Here is an implementation of that idea:

# Of the two given strings choose the one that is longest, or if equal, comes first in lexical order
def longest(x, y):
    return min((-len(x), x), (-len(y), y))[1]

def buildTrie(s):
    trie = {}
    for i in range(len(s)):
        node = trie
        for j in range(i, len(s)):
            node = node.setdefault(s[j], {})
    return trie

def buildPalindromeTrincot(s1, s2):
    palin = ""
    # Two passes: one for where the center of a palindrome is in s1, one for the reverse case
    for a, b in ((s1, s2), (s2[::-1], s1[::-1])):
        # Build a trie for B substrings (could be suffixtree for better performance)
        trie = buildTrie(b)
        n = len(a)
        # Visit all possible centers in A for a potential solution of at least 2 characters 
        for center in range(2*n-1, 0, -1):
            # Get the offsets of the innermost characters that must be equal 
            #   for a palindrome of at least two characters
            mid1 = (center - 1)//2
            mid2 = (center + 2)//2
            # Get largest palindrome at this center in A alone: 
            #   `left` will point to the left-neighboring character to that palindrome
            left = next((left for left, right in zip(range(mid1, 0, -1), range(mid2, n)) 
                         if a[left] != a[right]), 
                        max(0, mid1 + mid2 - n))
            # Must extend the palindrome with a substring from B
            node = trie.get(a[left], None)
            if node is not None:  # We can extend the palindrome using B
                for left in range(left-1, -1, -1):
                    if a[left] not in node:
                        left += 1
                        break
                    node = node[a[left]]                    
            else: 
                # See if we can drop characters from the palindrome in A 
                #    until we can replace one with the same character from B
                left = next((left for left in range(left+1, mid1+1) if a[left] in trie), None)
                if left is None:
                    continue  # No solution found here
            palin = longest(a[left:mid2] + a[left:mid1+1][::-1], palin)
                
    return palin or "-1"

For input strings of around 40, this implementation runs 100 times faster than the original code you provided.

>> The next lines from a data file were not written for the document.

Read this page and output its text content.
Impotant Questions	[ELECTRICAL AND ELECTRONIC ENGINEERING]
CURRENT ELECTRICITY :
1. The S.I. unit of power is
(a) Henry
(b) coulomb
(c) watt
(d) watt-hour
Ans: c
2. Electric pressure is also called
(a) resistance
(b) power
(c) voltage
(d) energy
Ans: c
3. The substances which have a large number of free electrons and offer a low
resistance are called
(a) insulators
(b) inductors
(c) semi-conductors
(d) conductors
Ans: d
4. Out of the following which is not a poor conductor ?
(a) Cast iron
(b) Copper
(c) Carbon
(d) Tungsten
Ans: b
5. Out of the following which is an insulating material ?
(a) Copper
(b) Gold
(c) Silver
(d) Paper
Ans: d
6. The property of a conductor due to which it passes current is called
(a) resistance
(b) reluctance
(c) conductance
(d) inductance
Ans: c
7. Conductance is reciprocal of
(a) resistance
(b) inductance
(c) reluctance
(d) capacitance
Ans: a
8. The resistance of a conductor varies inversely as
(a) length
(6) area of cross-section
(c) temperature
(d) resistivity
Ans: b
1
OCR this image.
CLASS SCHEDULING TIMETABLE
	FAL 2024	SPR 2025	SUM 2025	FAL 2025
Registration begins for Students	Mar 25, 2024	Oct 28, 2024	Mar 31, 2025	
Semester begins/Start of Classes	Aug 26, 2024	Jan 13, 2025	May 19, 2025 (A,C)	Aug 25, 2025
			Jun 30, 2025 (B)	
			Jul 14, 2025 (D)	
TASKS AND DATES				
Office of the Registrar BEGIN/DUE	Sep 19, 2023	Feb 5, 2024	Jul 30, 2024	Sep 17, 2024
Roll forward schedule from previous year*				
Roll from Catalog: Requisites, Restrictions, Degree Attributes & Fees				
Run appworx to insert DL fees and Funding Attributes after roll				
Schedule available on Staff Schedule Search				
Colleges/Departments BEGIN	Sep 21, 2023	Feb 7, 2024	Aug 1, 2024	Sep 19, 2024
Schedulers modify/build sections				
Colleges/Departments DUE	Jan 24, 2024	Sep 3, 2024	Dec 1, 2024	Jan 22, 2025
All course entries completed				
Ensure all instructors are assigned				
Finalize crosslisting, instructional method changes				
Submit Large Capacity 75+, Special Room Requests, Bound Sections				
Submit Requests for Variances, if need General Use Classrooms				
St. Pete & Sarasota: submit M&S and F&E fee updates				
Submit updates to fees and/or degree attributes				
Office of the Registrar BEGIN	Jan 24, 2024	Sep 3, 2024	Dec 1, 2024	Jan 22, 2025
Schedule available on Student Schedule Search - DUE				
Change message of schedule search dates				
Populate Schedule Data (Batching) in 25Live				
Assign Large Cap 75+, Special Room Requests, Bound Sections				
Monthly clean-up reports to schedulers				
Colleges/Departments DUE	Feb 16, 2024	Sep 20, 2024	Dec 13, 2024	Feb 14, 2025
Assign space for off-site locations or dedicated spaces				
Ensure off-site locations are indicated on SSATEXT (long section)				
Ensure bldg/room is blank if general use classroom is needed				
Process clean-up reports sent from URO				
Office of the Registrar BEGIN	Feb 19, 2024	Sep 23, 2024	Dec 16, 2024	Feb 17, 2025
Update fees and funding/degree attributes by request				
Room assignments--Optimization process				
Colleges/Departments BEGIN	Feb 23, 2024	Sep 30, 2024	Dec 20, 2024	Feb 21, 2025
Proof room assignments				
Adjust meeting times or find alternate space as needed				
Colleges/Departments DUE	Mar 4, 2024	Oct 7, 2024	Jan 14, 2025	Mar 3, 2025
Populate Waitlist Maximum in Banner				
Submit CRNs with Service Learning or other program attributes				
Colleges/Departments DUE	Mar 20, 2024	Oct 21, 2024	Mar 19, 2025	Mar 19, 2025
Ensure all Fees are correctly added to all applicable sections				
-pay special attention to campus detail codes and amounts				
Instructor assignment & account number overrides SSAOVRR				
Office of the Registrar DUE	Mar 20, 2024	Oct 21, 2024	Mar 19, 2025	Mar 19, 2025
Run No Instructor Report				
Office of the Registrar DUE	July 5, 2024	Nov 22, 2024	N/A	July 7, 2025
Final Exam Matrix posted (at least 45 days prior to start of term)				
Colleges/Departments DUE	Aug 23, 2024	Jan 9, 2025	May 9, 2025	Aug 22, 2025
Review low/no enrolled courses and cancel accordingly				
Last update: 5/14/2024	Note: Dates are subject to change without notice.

For inputs of size 70, that becomes a factor of 1000 times. For inputs with strings of size 500, this implementation returns an answer in less than a second.

There is still room for improvement, like:

• Using a suffix tree instead of a trie
• Exiting early when the future palindromes can never be longer than the one already found
• Have the center move from the center of a+b and "fan" outward, so that a larger palindrome is found sooner. For this you'll need to have both tries built first as you'll toggle between one and the other.

But as the above code already brought a dramatic improvement, I didn't pursue any of these improvements.